Transportation headlines, Monday, June 18

Here is a look at some of the transportation headlines gathered by us and the Metro Library. The full list of headlines is posted on the Library’s Headlines blog, which you can also access via email subscription or RSS feed.

Google maps versus Apple maps (Gizmodo)

A side-by-side comparison of Google maps as seen presently on iPhones versus a beta version of Apple maps that will take Google’s place on iPhones. And the winner? Apple maps tend to look cleaner but Gizmodo finds that in most cases they lack all the fine grain information that makes Google maps useful — and Gizmodo says that transit directions are an absolute must before Apple launches. Users will still be able to get at Google maps on their iPhones, but they’ll have to go through their browsers first.

Failing U.S. transportation infrastructure: a graphic (Time)

Nice graphic on the state of the country’s infrastructure. The best item: 66 percent of American voters say they want improved infrastructure but the majority oppose a variety of ways to pay for it — higher gas taxes, tolls or a mileage tax. Hmm.

Separated bike lanes on Figueroa? Maybe (L.A. Streetsblog)

The project to make Figueroa Street more multi-modal between 7th Street in downtown Los Angeles and Martin Luther King Jr. Boulevard is still underway and it appears that a separated bike lane buffered from traffic is still a possibility on parts of the three-mile route. That would be awesomeness.

Zipcar comes to downtown L.A. (Brigham Yen)

The car-sharing firm has put three cars in downtown in the PacMutual building at 6th & Grand. That’s handy for downtown residents who don’t have a car or visitors to L.A. who don’t want to rent a car for their entire time trip here.

4 replies

  1. “but the majority oppose a variety of ways to pay for it — higher gas taxes, tolls or a mileage tax.”

    Find a better, fairer fare structure that works better in earning revenue? Start utilizing real estate income rather than just having sit there acting only as a transit center and nothing else?

    I mean really, is it so hard to learn from Asia how they actually make profit on mass transit? Or maybe the problem lies within the agencies being run with politicians? Or maybe the agencies are just fine with stealing away more from our paychecks.

    No change is going to happen unless everything that we think about mass transit changes.
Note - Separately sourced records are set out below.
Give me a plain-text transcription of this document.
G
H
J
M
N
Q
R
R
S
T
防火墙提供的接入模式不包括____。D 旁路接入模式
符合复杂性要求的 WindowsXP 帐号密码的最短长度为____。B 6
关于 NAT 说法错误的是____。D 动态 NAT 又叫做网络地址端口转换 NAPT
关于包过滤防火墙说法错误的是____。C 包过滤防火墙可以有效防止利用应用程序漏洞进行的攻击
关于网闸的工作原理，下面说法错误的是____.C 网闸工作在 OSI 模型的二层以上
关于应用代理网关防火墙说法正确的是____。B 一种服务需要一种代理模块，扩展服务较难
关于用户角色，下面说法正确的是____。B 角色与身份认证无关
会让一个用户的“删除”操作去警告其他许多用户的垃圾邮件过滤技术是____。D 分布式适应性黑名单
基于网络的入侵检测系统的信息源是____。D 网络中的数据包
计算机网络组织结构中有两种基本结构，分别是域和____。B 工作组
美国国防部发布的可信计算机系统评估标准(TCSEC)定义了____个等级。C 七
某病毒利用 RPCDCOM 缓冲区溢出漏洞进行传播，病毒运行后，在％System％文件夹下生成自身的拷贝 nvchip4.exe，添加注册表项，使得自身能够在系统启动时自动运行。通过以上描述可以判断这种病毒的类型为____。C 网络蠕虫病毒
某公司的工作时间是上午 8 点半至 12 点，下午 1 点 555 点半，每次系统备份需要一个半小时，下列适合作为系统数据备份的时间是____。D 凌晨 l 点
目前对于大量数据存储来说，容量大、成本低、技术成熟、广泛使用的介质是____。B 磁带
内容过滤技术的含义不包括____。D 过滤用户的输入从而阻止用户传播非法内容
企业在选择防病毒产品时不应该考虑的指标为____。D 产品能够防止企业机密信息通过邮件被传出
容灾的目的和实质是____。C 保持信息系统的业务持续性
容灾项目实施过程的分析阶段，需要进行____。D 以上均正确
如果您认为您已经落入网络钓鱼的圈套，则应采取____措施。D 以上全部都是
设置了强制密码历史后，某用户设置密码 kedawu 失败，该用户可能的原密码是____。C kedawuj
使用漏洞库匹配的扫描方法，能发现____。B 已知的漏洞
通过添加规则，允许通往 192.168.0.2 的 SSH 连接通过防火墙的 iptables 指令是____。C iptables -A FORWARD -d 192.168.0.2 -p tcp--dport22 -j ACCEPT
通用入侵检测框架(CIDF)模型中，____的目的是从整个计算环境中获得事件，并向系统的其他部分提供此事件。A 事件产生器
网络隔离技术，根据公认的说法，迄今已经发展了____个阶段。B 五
Unless that doesn’t happen, the solution is always going to be “higher fares, higher taxes, and/or massive service cuts.”

  2. So much dead space in and near our Red Line Stations and on our other properties that could easily be turned over to private business and Metro could reap large revenues. Diners, clubs, stores. Establish Station Mngrs from current positions w/o adding to employment roles and have real eyes on our Stations in a uniformed existence. Also Metro Security, not wandering Sheriffs, situated throughout our Red Line System. In the private world, if you need cash, you get creative. You don’t walk around hat in hand asking for help. A high profile property investment firm could probably make much of Metro at least much more profitable, if not in the black.

  3. We should just copy the methods in Asia. The American solution to public transit just doesn’t seem to be working.

  4. I think all the transit agencies in the LA area need to get together and come to an agreement on becoming more self sufficient to increase their farebox recovery ratio and reduce taxpayer burden. Payment methods, fare collection and fare model needs to be standardized across the board if we’re ever going to get them financially stable.

    1. Standardize all fares in LA to a distance based model. It seems to be the only logical fare structure that works.

    2. Standardize the fare cost per passenger per mile traveled. No more of this $1 to get any where you want on the Culver City bus, $1.50 for Metro, but $1.40 when transfering from CC to Metro, and $5.00+ for a short ride on the Metrolink. Everyone needs to come in agreement to set a standard price per mile.

    3. If you need help in getting distance based fares moving along, hire the expertise of mass transit consultants from Asia. They seem to have figured this out decades ago.

    4. Start moving away from a government funded bureaucracy and more towards private enterprise. If that means selling off government assets and start selling shares on the stock market, it has to be done.

    5. Politics should not get in the way of mass transit development. People running the Metro Board should be those with advanced degrees in running mass transit and those with MBAs that can run it like a business, not politicians who hold law degrees whose main goals are winning the ticket to re-election.

    6. Competition, competition, competition. Nothing advances under a monopoly. Legalize private mass transit to compete directly with public transit under fair terms. Let private transit agencies from Asia start their own private mass transit businesses here in LA, compete directly with Metro and the rest of the municipal transit agencies under fair terms (ability to pick up and drop off passengers at bus stops) and let the driving hand of competition do the rest.